Just outside of the Roman suburb of Ostica, you will find the archaeological site known as Ostia Antica. Ostia Antica was the original location of a harbour where the Tiber River meets with the Sea. Situated 30 kilometers from present day Ostia and 3 kilometers inland from the sea, Ostia Antica was the official port of ancient Rome.
Theatrum in Ostia Antica, Italy by Oliver-Bonjoch
As a result of thousands of years of silting at the mouth of the Tiber River, the shoreline has slowly moved 3 kilometers away from Ostia Antica. Originally founded back in the 7th century B.C., Ostia Antica has been known as the fourth kingdom of the Roman Empire. The ruins of Ostia Antica which can be seen today however, only date back to the 3rd and 4th centuries B.C.

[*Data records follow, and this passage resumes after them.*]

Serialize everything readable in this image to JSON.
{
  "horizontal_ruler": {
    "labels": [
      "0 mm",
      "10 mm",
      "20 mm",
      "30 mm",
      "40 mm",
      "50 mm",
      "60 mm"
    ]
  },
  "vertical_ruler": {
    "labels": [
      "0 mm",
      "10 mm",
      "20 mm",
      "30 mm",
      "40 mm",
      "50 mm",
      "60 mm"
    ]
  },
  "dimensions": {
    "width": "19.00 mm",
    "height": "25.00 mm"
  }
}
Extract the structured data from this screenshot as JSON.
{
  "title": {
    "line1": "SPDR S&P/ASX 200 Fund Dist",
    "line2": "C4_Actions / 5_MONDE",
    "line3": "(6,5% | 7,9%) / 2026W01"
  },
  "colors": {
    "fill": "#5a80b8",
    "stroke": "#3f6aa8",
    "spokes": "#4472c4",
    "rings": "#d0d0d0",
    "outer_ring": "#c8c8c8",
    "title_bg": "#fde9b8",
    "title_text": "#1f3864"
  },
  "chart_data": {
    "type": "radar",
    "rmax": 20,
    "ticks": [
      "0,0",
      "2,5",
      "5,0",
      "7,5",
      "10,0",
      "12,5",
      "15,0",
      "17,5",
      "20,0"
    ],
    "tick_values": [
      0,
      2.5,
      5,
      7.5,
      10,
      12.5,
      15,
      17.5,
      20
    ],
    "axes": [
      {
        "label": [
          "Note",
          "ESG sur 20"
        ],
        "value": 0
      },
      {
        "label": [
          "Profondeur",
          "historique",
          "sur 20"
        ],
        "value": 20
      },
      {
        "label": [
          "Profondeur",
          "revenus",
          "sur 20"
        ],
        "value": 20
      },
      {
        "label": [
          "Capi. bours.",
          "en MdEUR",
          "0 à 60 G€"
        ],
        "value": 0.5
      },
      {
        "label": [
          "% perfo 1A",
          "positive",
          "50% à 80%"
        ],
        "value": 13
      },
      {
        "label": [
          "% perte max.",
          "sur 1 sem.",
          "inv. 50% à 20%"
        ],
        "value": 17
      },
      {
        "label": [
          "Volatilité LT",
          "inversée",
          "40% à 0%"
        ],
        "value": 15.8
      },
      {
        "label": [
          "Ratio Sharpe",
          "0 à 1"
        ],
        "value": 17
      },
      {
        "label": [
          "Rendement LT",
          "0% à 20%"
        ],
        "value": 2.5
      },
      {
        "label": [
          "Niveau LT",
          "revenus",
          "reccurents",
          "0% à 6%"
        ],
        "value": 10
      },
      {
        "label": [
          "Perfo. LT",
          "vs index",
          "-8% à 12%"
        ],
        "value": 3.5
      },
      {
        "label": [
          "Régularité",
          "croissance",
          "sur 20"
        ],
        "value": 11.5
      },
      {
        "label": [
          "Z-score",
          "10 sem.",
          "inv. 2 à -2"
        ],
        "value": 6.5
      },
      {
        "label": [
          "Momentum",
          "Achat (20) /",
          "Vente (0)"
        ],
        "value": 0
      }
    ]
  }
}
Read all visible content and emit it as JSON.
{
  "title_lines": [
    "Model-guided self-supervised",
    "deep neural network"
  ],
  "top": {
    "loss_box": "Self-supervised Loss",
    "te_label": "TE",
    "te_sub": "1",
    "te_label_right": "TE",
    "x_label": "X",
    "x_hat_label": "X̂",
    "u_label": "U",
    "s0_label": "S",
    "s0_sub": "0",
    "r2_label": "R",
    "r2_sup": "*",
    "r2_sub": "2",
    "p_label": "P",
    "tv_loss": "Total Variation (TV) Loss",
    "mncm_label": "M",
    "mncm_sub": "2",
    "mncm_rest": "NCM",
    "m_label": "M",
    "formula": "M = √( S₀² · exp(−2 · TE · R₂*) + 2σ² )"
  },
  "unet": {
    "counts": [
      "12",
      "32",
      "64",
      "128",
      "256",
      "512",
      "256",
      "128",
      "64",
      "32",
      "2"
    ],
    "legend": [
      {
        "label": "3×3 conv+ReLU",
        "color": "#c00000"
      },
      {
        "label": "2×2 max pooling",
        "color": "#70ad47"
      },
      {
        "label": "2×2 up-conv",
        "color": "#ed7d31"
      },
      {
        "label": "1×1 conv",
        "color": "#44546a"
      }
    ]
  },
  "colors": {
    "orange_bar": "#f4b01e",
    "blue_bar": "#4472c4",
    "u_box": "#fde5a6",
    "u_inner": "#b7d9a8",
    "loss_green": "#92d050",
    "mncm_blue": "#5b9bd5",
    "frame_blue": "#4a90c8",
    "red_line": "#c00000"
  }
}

The most notable and one of the best preserved structures in Ostia Antica is the Castrum which dates back to the 3rd century B.C. There are many well-preserved buildings located throughout Ostia Antica. You will find some of the finest frescoes and mosaics of the Roman Era in Ostia Antica. There is also a Temple of Jupiter in the site which has become known as the Capitolium.
Ostia Antica is most noted as having been attacked by pirates back in 68 B.C. During the sacking of Ostia Antica, the entire port area was set ablaze and two senators had been kidnapped by the pirates. As a result of this attack on the Roman Empire, Pompey the Great built an army that would seek out and destroy the pirates in less than a years’ time.
Today, Ostia Antica is one of the most popular destinations in Italy outside of Rome itself. While countless visitors make their way to the Roman monuments only, those who chose to venture out to Ostia Antica are amazed at how well-preserved the site actually is.